Künstliche Intelligenz

Darf ein "Artificial Moral Agent" urteilen und petzen?

Strassenschild mit Himmel
Bild: DNY59 | Getty Images

Was ist davon zu halten, wenn Amazon Echo oder Google Home von verschwiegenen, dienstfertigen Assistenten zu Aufpassern und moralischen Instanzen werden?

Allzu verschwiegen sind die smarten Assistenten, die in der Wohnung und im Büro von Millionen von Anwendern sitzen, auch heute nicht.

Alexa oder Google Assistant sind jederzeit dienstbereit, in ihrem Wirken jedoch nicht nur ihren direkten Mitbewohnern gegenüber mitteilsam. Immerhin kennen sie die Vorlieben und Gewohnheiten ihrer Nutzer bis ins Detail. Damit lässt sich viel anfangen. Würde zum Beispiel Alexa, die Stimme von Amazon Echo, dieses gesammelte Wissen wie eine beste Freundin für sich behalten, könnte das die noch deutlich tiefere Freundschaft zu ihrem Mutterhaus Amazon akut gefährden.

Mag man Alexa und anderen Assistenten auch Kommunikationsfreudigkeit nach allen Seiten und eine gewisse Geschwätzigkeit unterstellen, ausgemachte Petzen waren sie bisher nicht. Das könnte sich ändern.
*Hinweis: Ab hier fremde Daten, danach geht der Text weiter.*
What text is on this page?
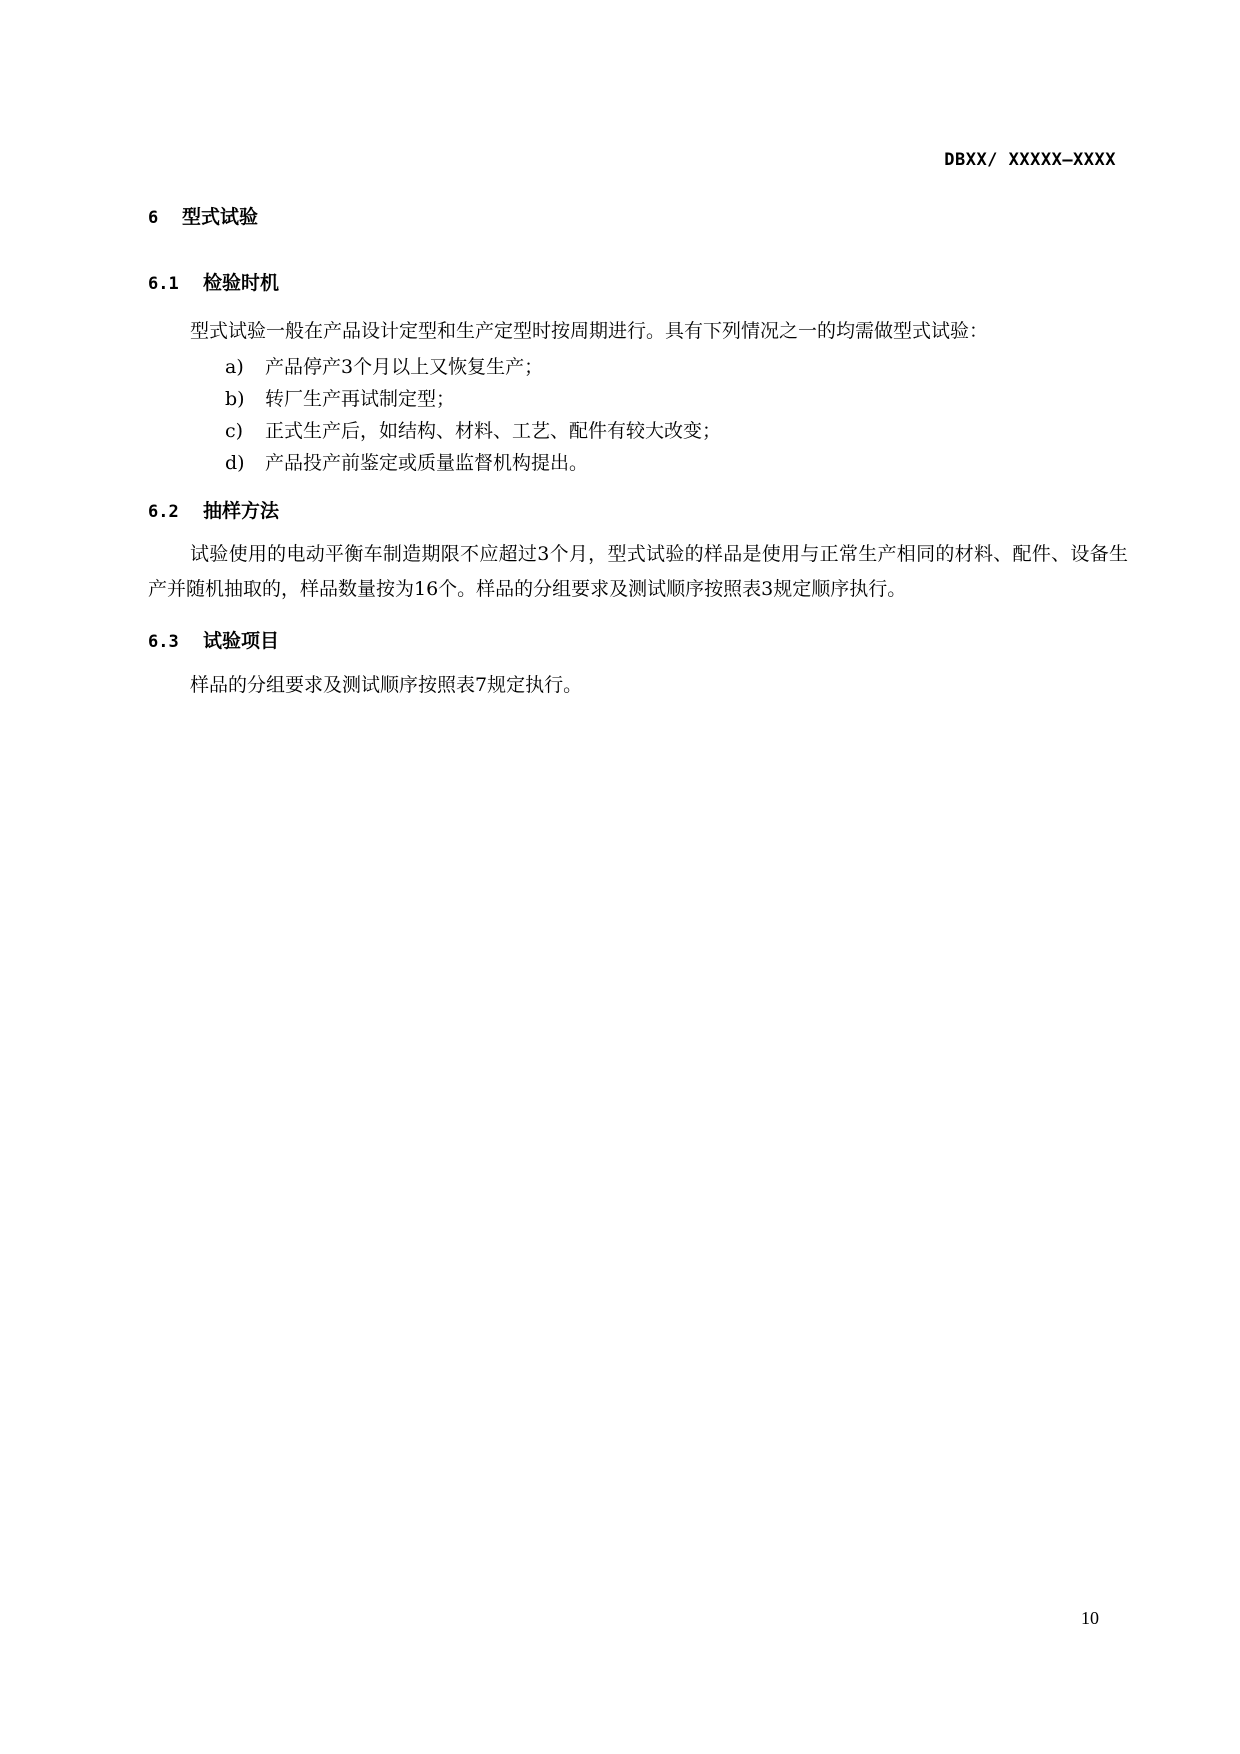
DBXX/ XXXXX—XXXX
6 型式试验
6.1 检验时机
型式试验一般在产品设计定型和生产定型时按周期进行。具有下列情况之一的均需做型式试验：
a) 产品停产3个月以上又恢复生产；
b) 转厂生产再试制定型；
c) 正式生产后，如结构、材料、工艺、配件有较大改变；
d) 产品投产前鉴定或质量监督机构提出。
6.2 抽样方法
试验使用的电动平衡车制造期限不应超过3个月，型式试验的样品是使用与正常生产相同的材料、配件、设备生产并随机抽取的，样品数量按为16个。样品的分组要求及测试顺序按照表3规定顺序执行。
6.3 试验项目
样品的分组要求及测试顺序按照表7规定执行。
10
Digitale Assistenten mit Künstlicher Intelligenz als moralische Instanz?

Baut man den smarten Assistenten eine moralische Komponente mit in ihre Künstliche Intelligenz ein, werden sie zu digitalen Hütern von Moral und Ordnung – vielleicht auch zu Petzen. Konkretes Beispiel:

Kiffen die Kids bei sturmfreier Bude, kann das mit einer Information an die Eltern sanktioniert werden. Oder auch gleich an die Polizei, wenn die Schwere des Vergehens alle moralischen Grenzwerte der Assistenten strapaziert. Die Eltern sollten sich nicht in falscher Sicherheit wiegen, auch sie wären dem moralischen Radar ihres digitalen Assistenten ausgesetzt. Also immer schön auf dem Pfad der Tugend wandeln, man weiss ja nie, wie empfindlich die moralischen Sensoren inzwischen ticken. Alle paar Tage ein unheilschwangeres "Wir müssen reden!", wäre noch die geringste Form der denkbaren Mahnungen und Sanktionen.
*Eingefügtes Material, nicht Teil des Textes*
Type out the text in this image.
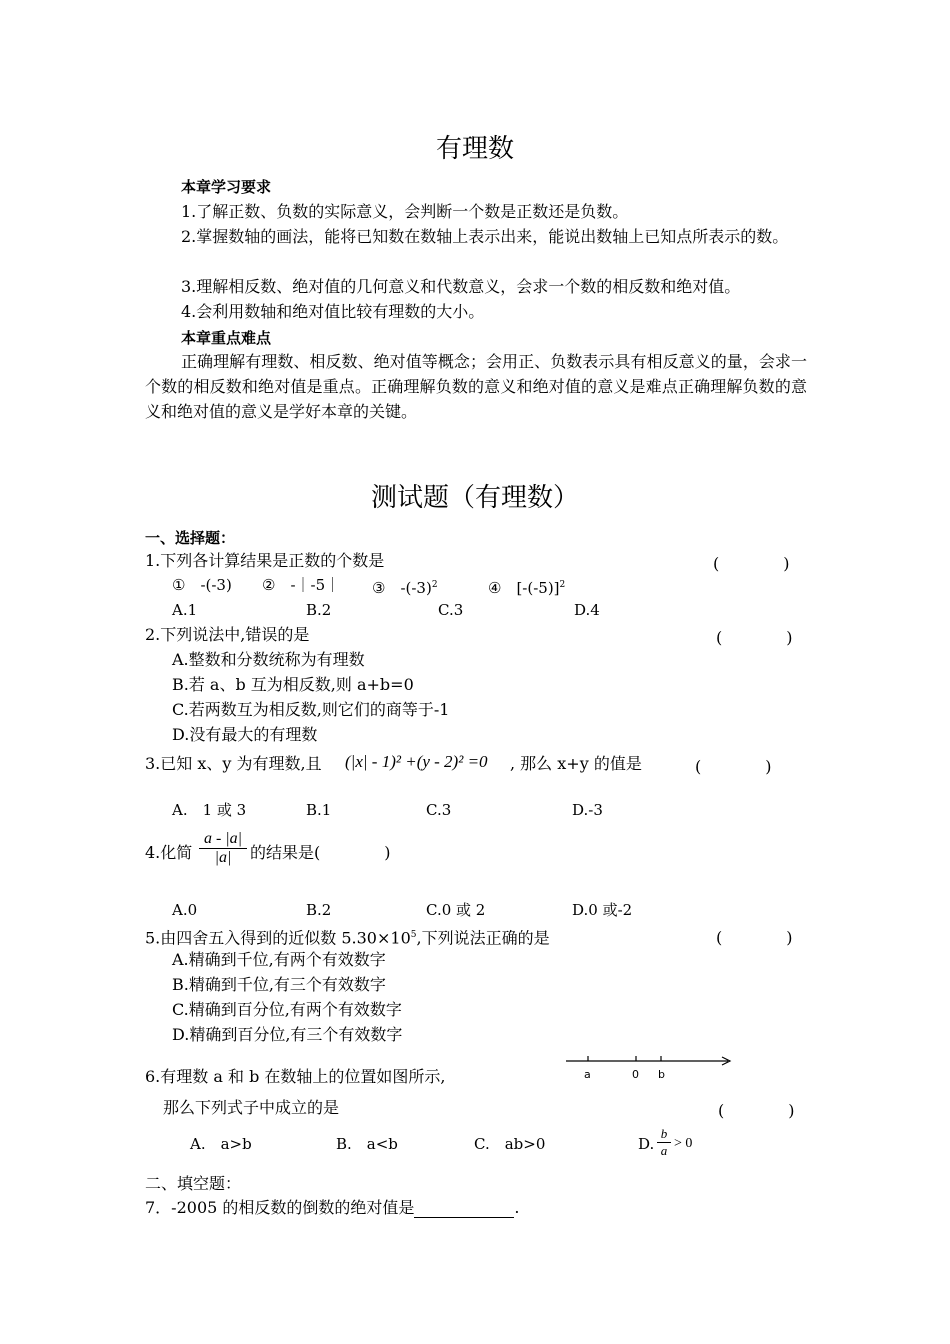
有理数
本章学习要求
1.了解正数、负数的实际意义，会判断一个数是正数还是负数。
2.掌握数轴的画法，能将已知数在数轴上表示出来，能说出数轴上已知点所表示的数。
3.理解相反数、绝对值的几何意义和代数意义，会求一个数的相反数和绝对值。
4.会利用数轴和绝对值比较有理数的大小。
本章重点难点
正确理解有理数、相反数、绝对值等概念；会用正、负数表示具有相反意义的量，会求一个数的相反数和绝对值是重点。正确理解负数的意义和绝对值的意义是难点正确理解负数的意义和绝对值的意义是学好本章的关键。
测试题（有理数）
一、选择题：
1.下列各计算结果是正数的个数是	(　　　　)
①　-(-3) ②　-｜-5｜ ③　$-(-3)^2$	④　$[-(-5)]^2$
A.1	B.2	C.3	D.4
2.下列说法中,错误的是	(　　　　)
A.整数和分数统称为有理数
B.若 a、b 互为相反数,则 a+b=0
C.若两数互为相反数,则它们的商等于-1
D.没有最大的有理数
3.已知 x、y 为有理数,且 (|x| - 1)² +(y - 2)² =0 , 那么 x+y 的值是	(　　　　)
A.　1 或 3	B.1	C.3	D.-3
4.化简
a - |a|
|a| 的结果是(　　　　)
A.0	B.2	C.0 或 2	D.0 或-2
5.由四舍五入得到的近似数 $5.30\times 10^5$,下列说法正确的是	(　　　　)
A.精确到千位,有两个有效数字
B.精确到千位,有三个有效数字
C.精确到百分位,有两个有效数字
D.精确到百分位,有三个有效数字
a	0 b
6.有理数 a 和 b 在数轴上的位置如图所示,
那么下列式子中成立的是	(　　　　)
A.　a>b	B.　a<b	C.　ab>0	D.
b
a > 0
二、填空题：
7．-2005 的相反数的倒数的绝对值是	.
Alexa und Amazon Echo oder Google Home nach der ersten Abmahnung aus dem eigenen Haus zu verbannen, würde das Problem der möglicherweise unterschiedlichen Moralvorstellungen nicht lösen. Das System des moralischen Fallbeils ist nicht an digitale Assistenten gebunden, das würde sich in zahlreiche Technologien integrieren lassen, die sich dem direkten Einfluss der moralisch Kontrollierten entziehen.

Ein Gedankenexperiment der Universität Bergen

Die Forscherinnen und Forscher des Universität Bergen nennen den neuen Mitbewohner "Artificial Moral Agent", der auf illegale Aktivitäten im Haushalt reagieren soll. Dieses elektronische Gewissen soll jedoch ausgewogen agieren und niemanden "leichtfertig verpfeifen", besagt die Studie, vielmehr werde "das System die verschiedenen rechtlichen und normativen Faktoren aller Beteiligten sorgfältig abwägen und so zu einer ethischen Entscheidung kommen".
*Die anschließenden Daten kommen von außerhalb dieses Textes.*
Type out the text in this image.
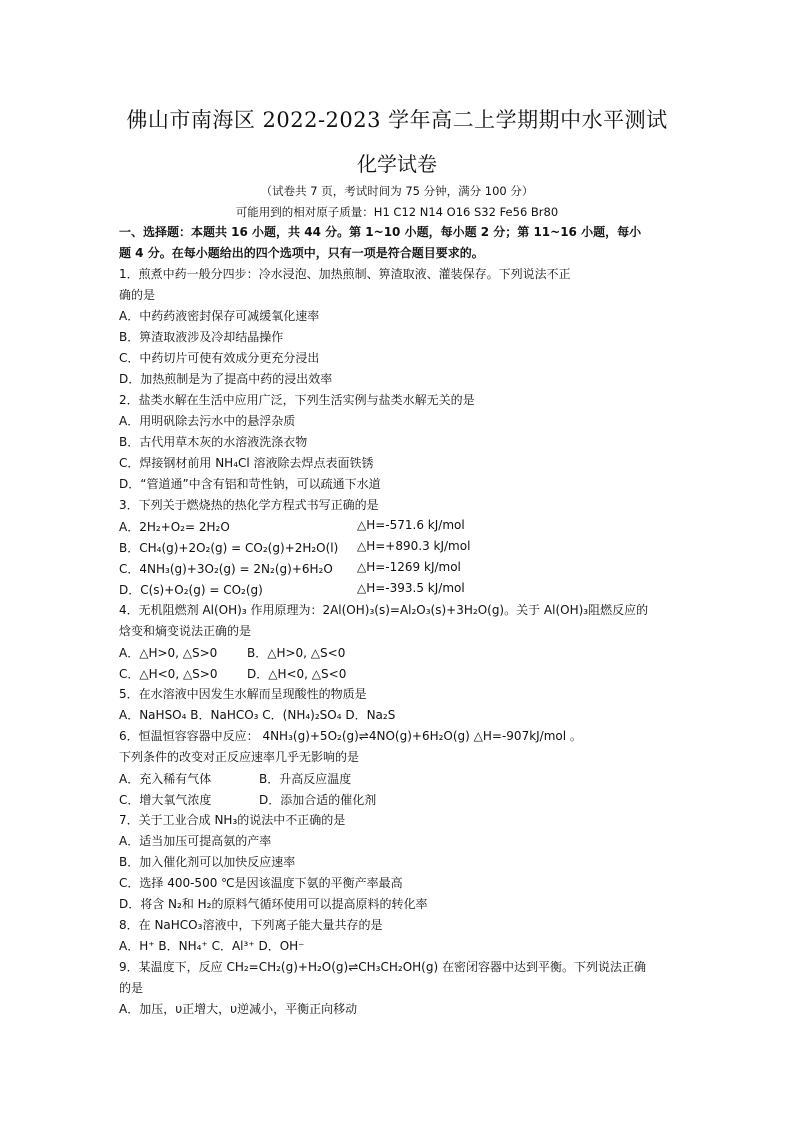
佛山市南海区 2022-2023 学年高二上学期期中水平测试
化学试卷
（试卷共 7 页，考试时间为 75 分钟，满分 100 分）
可能用到的相对原子质量：H1 C12 N14 O16 S32 Fe56 Br80
一、选择题：本题共 16 小题，共 44 分。第 1~10 小题，每小题 2 分；第 11~16 小题，每小
题 4 分。在每小题给出的四个选项中，只有一项是符合题目要求的。
1．煎煮中药一般分四步：冷水浸泡、加热煎制、箅渣取液、灌装保存。下列说法不正
确的是
A．中药药液密封保存可减缓氧化速率
B．箅渣取液涉及冷却结晶操作
C．中药切片可使有效成分更充分浸出
D．加热煎制是为了提高中药的浸出效率
2．盐类水解在生活中应用广泛，下列生活实例与盐类水解无关的是
A．用明矾除去污水中的悬浮杂质
B．古代用草木灰的水溶液洗涤衣物
C．焊接钢材前用 NH₄Cl 溶液除去焊点表面铁锈
D．“管道通”中含有铝和苛性钠，可以疏通下水道
3．下列关于燃烧热的热化学方程式书写正确的是
A．2H₂+O₂= 2H₂O	△H=-571.6 kJ/mol
B．CH₄(g)+2O₂(g) = CO₂(g)+2H₂O(l) △H=+890.3 kJ/mol
C．4NH₃(g)+3O₂(g) = 2N₂(g)+6H₂O △H=-1269 kJ/mol
D．C(s)+O₂(g) = CO₂(g)	△H=-393.5 kJ/mol
4．无机阻燃剂 Al(OH)₃ 作用原理为：2Al(OH)₃(s)=Al₂O₃(s)+3H₂O(g)。关于 Al(OH)₃阻燃反应的
焓变和熵变说法正确的是
A．△H>0, △S>0 B．△H>0, △S<0
C．△H<0, △S>0 D．△H<0, △S<0
5．在水溶液中因发生水解而呈现酸性的物质是
A．NaHSO₄ B．NaHCO₃ C．(NH₄)₂SO₄ D．Na₂S
6．恒温恒容容器中反应： 4NH₃(g)+5O₂(g)⇌4NO(g)+6H₂O(g) △H=-907kJ/mol 。
下列条件的改变对正反应速率几乎无影响的是
A．充入稀有气体	B．升高反应温度
C．增大氧气浓度	D．添加合适的催化剂
7．关于工业合成 NH₃的说法中不正确的是
A．适当加压可提高氨的产率
B．加入催化剂可以加快反应速率
C．选择 400-500 ℃是因该温度下氨的平衡产率最高
D．将含 N₂和 H₂的原料气循环使用可以提高原料的转化率
8．在 NaHCO₃溶液中，下列离子能大量共存的是
A．H⁺ B．NH₄⁺ C．Al³⁺ D．OH⁻
9．某温度下，反应 CH₂=CH₂(g)+H₂O(g)⇌CH₃CH₂OH(g) 在密闭容器中达到平衡。下列说法正确
的是
A．加压，υ正增大，υ逆减小，平衡正向移动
Das beruhigt natürlich über alle Massen, sofern die Frage nicht gestellt wird, wer dem System die moralischen, rechtlichen und normativen Parameter zum Start injiziert – und wer im Laufe der Zeit in wechselnder Besetzung die moralischen Sensibilitäts-Sensoren rauf- und runterpegelt.

Wie gesagt, im Moment "nur" ein Gedankenexperiment. Entdeckt von Miriam Meckel im New Scientist und von ihr weitergedacht im sonntäglichen ada – Brief aus der Zukunft. Details zu den Überlegungen der Forscherinnen und Forscher der verschiedenen Universitäten zur Architektur des "Artificial Moral Agent" gibt's hier nachzulesen.

Könnten George Orwell (1984) oder Aldous Huxley (Schöne neue Welt) mitlesen, sie sähen sich bestätigt und wären möglicherweise versucht, ihre frühen dystopischen Romane zum Thema um einige visionäre Gedanken zu erweitern.